Akira and the Art of AdaptationPosted: January 25, 2014
In case you hadn’t heard, word came down yesterday that Rupert Sanders is attached to direct the live-action American redo of Ghost in the Shell. Given that Sanders has only directed one movie (Snow White and the Huntsmen) and is known as much for his affair with Kristen Stewart as anything else, it’s a move that screams “unmotivated corporate cash-in!” And I have no reason to think Sanders won’t do a decent job, but he also doesn’t seem like the sort of filmmaker that has a really unique stamp to put on any given project; he seems more the sort to just take work-for-hire jobs and then execute them as well as possible. And in thinking about this, I was reminded of all the hoopla and vitriol surrounding the recent attempts at a live-action Akira, and found myself reconsidering the unending difficulty of how to make adaptations work. So if you’ll permit me, I’ll explore that topic after the jump:
It’s worth pointing out that doing an American Ghost in the Shell should be a relatively straightforward process. Aside from some musings on the nature of the soul and cyborgs (which can be tackled in any culture in any medium), it’s mostly just a futuristic police procedural, and as far as animes go it should be a easy transition into the Hollywood blockbuster formula. Akira, on the other hand, is a much deeper and more thematic narrative, that is so married to the cultural context in which it was created, that any attempt to Americanize it is fraught with great peril.

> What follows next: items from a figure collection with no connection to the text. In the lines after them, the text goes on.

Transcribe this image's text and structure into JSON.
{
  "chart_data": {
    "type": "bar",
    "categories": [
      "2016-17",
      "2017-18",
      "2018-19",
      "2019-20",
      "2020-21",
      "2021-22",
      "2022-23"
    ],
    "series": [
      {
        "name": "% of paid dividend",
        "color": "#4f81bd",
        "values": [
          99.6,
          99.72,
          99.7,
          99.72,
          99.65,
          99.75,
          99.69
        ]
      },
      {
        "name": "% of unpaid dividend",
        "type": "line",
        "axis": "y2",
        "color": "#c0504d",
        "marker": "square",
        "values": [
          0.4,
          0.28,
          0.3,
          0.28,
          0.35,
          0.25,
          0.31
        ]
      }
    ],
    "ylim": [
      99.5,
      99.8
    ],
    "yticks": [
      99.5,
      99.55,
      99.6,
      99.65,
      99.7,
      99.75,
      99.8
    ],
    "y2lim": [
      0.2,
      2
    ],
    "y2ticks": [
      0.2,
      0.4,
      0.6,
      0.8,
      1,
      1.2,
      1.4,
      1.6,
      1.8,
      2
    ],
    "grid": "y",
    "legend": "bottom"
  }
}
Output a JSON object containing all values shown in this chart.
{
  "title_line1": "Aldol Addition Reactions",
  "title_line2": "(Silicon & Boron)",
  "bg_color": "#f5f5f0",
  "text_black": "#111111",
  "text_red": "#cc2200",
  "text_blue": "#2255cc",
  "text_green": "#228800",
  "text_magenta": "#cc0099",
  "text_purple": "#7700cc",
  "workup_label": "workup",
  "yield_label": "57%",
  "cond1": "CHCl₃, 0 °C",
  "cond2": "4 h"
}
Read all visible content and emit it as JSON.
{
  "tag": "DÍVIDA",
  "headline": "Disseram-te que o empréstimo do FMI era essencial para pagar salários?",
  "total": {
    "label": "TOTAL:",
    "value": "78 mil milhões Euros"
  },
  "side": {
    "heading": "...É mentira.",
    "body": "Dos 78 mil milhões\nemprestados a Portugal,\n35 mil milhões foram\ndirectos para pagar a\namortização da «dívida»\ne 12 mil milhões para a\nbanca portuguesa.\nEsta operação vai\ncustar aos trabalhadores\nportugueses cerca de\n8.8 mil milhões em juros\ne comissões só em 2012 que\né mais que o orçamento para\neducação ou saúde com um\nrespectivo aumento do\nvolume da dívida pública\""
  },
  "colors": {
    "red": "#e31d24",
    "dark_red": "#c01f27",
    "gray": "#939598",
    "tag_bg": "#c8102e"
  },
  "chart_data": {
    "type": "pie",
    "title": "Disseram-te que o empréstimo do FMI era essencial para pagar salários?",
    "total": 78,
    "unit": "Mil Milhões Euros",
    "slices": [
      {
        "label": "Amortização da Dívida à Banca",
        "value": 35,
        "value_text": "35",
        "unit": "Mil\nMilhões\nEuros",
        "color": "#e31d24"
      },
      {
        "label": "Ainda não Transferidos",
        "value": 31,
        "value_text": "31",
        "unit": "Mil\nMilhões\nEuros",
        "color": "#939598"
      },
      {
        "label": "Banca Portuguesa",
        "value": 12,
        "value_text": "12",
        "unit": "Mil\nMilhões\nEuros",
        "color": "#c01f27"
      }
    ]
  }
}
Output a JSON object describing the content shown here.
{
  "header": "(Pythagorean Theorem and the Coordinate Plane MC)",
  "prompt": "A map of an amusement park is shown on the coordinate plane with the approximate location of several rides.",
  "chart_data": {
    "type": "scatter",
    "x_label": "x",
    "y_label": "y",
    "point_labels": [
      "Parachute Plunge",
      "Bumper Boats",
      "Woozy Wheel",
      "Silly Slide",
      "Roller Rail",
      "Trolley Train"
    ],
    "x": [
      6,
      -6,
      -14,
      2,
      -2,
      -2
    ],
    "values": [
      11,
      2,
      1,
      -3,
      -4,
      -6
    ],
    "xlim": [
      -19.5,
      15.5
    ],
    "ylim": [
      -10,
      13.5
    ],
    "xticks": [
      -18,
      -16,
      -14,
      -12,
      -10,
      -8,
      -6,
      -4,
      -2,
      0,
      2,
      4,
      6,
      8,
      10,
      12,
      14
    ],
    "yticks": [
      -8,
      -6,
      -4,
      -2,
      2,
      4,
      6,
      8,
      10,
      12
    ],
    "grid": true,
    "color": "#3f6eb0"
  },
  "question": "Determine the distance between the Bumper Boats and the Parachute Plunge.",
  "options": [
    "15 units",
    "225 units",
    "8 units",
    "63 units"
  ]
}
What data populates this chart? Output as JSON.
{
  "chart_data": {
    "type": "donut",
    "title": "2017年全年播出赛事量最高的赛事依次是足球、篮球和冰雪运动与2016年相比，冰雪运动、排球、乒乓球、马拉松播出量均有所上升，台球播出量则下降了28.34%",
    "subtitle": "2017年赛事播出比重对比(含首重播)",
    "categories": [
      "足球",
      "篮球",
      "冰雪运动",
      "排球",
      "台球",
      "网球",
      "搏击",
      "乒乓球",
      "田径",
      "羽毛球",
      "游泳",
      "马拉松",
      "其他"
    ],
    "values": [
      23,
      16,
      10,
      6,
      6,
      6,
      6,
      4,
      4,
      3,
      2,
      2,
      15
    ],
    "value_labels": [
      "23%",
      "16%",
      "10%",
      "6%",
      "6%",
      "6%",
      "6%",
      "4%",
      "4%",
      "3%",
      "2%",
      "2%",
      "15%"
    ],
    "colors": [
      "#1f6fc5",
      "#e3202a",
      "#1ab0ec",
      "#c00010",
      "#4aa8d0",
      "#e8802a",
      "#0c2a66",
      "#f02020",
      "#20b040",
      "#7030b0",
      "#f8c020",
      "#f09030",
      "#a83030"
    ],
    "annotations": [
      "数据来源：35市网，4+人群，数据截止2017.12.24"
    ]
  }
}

Having said that, I don’t think it’s impossible; it just requires a level of forethought and personality that a Hollywood studio is not going to bother with. Realistically, it requires a high-level distinctive filmmaker with a clear voice and vision of what to do with the narrative; y’know, the kind of filmmaker that would probably know better than to try and redo Akira in the first place. But even in that case, there is a great deal to consider. Akira is so built on its origins (1980s Japan, a country still scarred by the atom bomb, anxious about its youth and seeing a resurgence of militant nationalism) that trying to remove the story from that context is very likely a fool’s errand. It’s an issue that highlights the distinction between narrative and theme, and whether the two can be separated without completely changing the property (and how much change is acceptable for an adaptation).
The key to adapting something like Akira is to completely take it apart, find out how all the various parts work together, and then replace the ones that don’t fit with the best corollary possible. It’s something that Kubrick did repeatedly throughout his career (Dr. Strangelove, for example, highlights the absurdities of nuclear annihilation, but it was working off the narrative of what was actually a Clancyesque thriller initially), and many of the best adaptations do the same. So let’s consider Akira. On the surface, it’s a dystopian scifi about a group of young street punks who get caught up in a revolution against a militant government that’s using psychic children as weapons, all of it connecting in some way to the titular long-lost psychic. If you take that basic narrative framework, you could replace Japanese militant nationalism with the War on Terror surveillance state, swap mistrusted and disenfranchised youth with struggling immigrants, and exchange the trauma of a nuclear attack with the lingering fears of 9/11 and Katrina. By approaching the same basic narrative with a wholly different cultural context (not just “Hey let’s cast white people and set it in New York), you end up with a movie that stays true to the spirit of the original Akira without feeling like a cynical misuse of its story.
(Of course you could just create an all-new dystopian narrative that’s specifically designed to handle those themes instead of hitching them to an already-established concept, but I’d rather get a smart reimagining than nothing at all, which is unfortunately the choice more often as not.)
This does of course raise the question of why even bother with the adaptation if it’s going to change so much; while that might not matter much to the suits it’s something worth considering from an artistic storytelling perspective. For the most part I think that using the basic framework of a previously existing story to highlight new, more unique themes is a valid artistic choice… but it does have to be artistic. The big issue with the attempts at American Akira is that they’re bringing in filmmakers like the Hughes Brothers and Jaume Collet-Serra, who are fine enough filmmakers but also seem to be in the Rupert Sanders mold. If Akira is going to get done correctly, you need a strong, definitive filmmaking voice driving it, who recognizes how closely the narrative is tied to the themes and culture and that an American version needs to be adjusted accordingly, similar to what I just did above.
Fans, then, need to ask if they’d rather have an adaptation that closely mirrors the original plotwise (but is shallow and uninspired) or something that uses the architecture and iconography to tell a different story for a different time and place. For my money, I’d rather see the legacy of Akira be expanded and deepened rather than cheapened and action-ed up. All told, I feel that adaptations (and remakes) are not inherently a bad idea; it’s just that the standard Hollywood approach to them is very misguided and based more on broad strokes and easy marketing than any artistic guiding light. Or to put all of this another way:
But there is still an artistic process in retelling a story, and like any other artistic process if you strangle it there will be missteps and failures. Moral of the story: if you HAVE to repurpose someone else’s movie, get some A-list talent, give them free reign to make it their way, make sure they bring some new ideas to the table and the movie will be much better for it. And then pigs will fly.